That dream for Bobbi Anderson has been to be the manager of an animal shelter.
It came true for her when on April 1 she took the reins of the SPCA of Bradley County’s pet adoption center, which also serves as the county’s animal shelter.
“I have always loved animals and always had animals growing up,” Anderson said.
She decided she wanted to start working with the Humane Society because of her passion for animals, and “because I was just naturally good at it.”
“When it comes to working with animals, you either have it or you don’t have it,” she said. “It is a gift and a passion. So, I started it and I loved it.”
Anderson said she always wanted to run her own shelter.
“Always,” she repeats reinforcing the notion.
“It was always my dream. I didn’t know how it was going to happen,” Anderson said. “But, it did and I’m loving it. This is what I’ve always wanted to do.”
Because she worked with Dr. Ashley Eisenbach, DVM, that put her on a direct road to Bradley County.
“She was moving to Johnson City and this job had been offered to her,” Anderson recalled. “That’s how I found out about the job and one day a vet came in to get a health certificate and Ashley was just looking at me and giving me the eye and I said, ‘OK, do you know I could do that kind of stuff?’ and right away, she contacted the SPCA here.”
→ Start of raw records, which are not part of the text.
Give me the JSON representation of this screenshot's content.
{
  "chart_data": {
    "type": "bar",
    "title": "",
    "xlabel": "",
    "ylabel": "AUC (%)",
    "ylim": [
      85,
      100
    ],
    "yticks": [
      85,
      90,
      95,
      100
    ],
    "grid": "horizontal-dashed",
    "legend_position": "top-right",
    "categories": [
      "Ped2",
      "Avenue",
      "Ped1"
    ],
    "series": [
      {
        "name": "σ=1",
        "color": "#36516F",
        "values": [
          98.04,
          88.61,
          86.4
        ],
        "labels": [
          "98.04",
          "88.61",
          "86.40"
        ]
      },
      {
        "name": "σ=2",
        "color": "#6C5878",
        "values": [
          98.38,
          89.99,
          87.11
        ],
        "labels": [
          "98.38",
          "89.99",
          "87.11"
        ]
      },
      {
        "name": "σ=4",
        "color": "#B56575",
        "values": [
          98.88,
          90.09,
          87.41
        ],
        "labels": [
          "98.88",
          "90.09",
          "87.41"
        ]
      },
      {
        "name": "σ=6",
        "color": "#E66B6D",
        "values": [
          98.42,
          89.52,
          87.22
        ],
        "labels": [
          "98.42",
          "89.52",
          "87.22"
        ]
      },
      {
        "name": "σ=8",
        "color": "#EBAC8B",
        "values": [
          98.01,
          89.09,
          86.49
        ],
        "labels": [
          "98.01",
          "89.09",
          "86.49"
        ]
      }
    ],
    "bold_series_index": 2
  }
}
Anderson said she did not really know about all of the political drama that had surrounded the shelter coming into place, but she did know “this was something I wanted to do my whole life. It was my dream to run a shelter.”
She was impressed with much that had been set up, but a lot had not been put into place.
“We’re still making up paperwork for fosters with intent to adopt, rescues ... everybody has to do an application for everything now,” Anderson said. “When I first got here, that wasn’t happening.”
She said they are now “putting stuff into place that needed to be put into place already.”
“I kind of look at it as a fresh start right now,” Anderson said.
Starting fresh is not unappealing to Anderson.
“I kind of like this better, because I can adapt it to what I know is best from past jobs at shelters. That has been a good thing,” she said.
Those pieces are slowly coming together with new coats of paint and a new “sick room” where animals with illnesses can be quarantined from the other population.
Anderson is energy in a bottle when it comes to her care for the local animals, and the joy is tangible when she embraces one of the dogs or cats in the shelter.
That’s where the hard part of running the shelter comes in.
“The hardest part of running the shelter is the attachment and then they have to leave,” Anderson said.
The other hard part she says is “there’s never enough time to get things done.”
“I tried to take two days off last weekend because my boys were in for the summer, but it didn’t work,” she said. “I was in here half days for both days.”
She said she was going to have a full day off on Sunday, and was told by SPCA volunteers and staff that if she pulled in, “We are making you leave.”
She said she is feeling the support of the SPCA board, volunteers and County Commission.
“They have all been wonderful,” Anderson said.
Much of that either came to fruition or was cemented after June 11.
Anderson could not have imagined her dream being abruptly interrupted by the most nightmarish of scenarios an animal lover could encounter.
The nightmare occurred June 11, when Anderson saw the indescribable conditions in which more than 240 dogs were being kept, and it was a trial by fire.
The dogs, with the help of the Humane Society of America and other organizations, have now been taken to safe places where they have better hopes of adoption.
“I really wanted to adopt some of the dogs out of here ourselves. They were all ‘our dogs,’” Anderson said. “But, the Humane Society suggested they go to places where they have vets on staff. I just thought I shouldn’t be selfish because I want to adopt them out personally. They will be better there.”
She said that event may have been a turning point for the shelter and the SPCA and it may have actually turned into a positive.
“I think a lot of good is going to come out of that,” Anderson said. “It was very educational and from the git-go we didn’t know what to do. Nobody in Cleveland that I know has ever handled a situation like that.”
She said the good of what happened is if something similar should ever occur again, “We know how to handle it better.
“We do make mistakes. We’re not perfect. We’re brand new, and we learn from those mistakes and get better,” she said.
Anderson said as for the goals she has for the shelter, it may be at 30 percent of where she wants it to go.
But, despite the long hours and the emotional nature of the job, she keep it very much in perspective.
“This is a labor of love, and for awhile I did feel like I was burning out,” Anderson said. “When it comes to something like this, you just have to remember your dreams and your focus and what’s really important. You have to remember there will be roadblocks along the way, but that just makes us better.”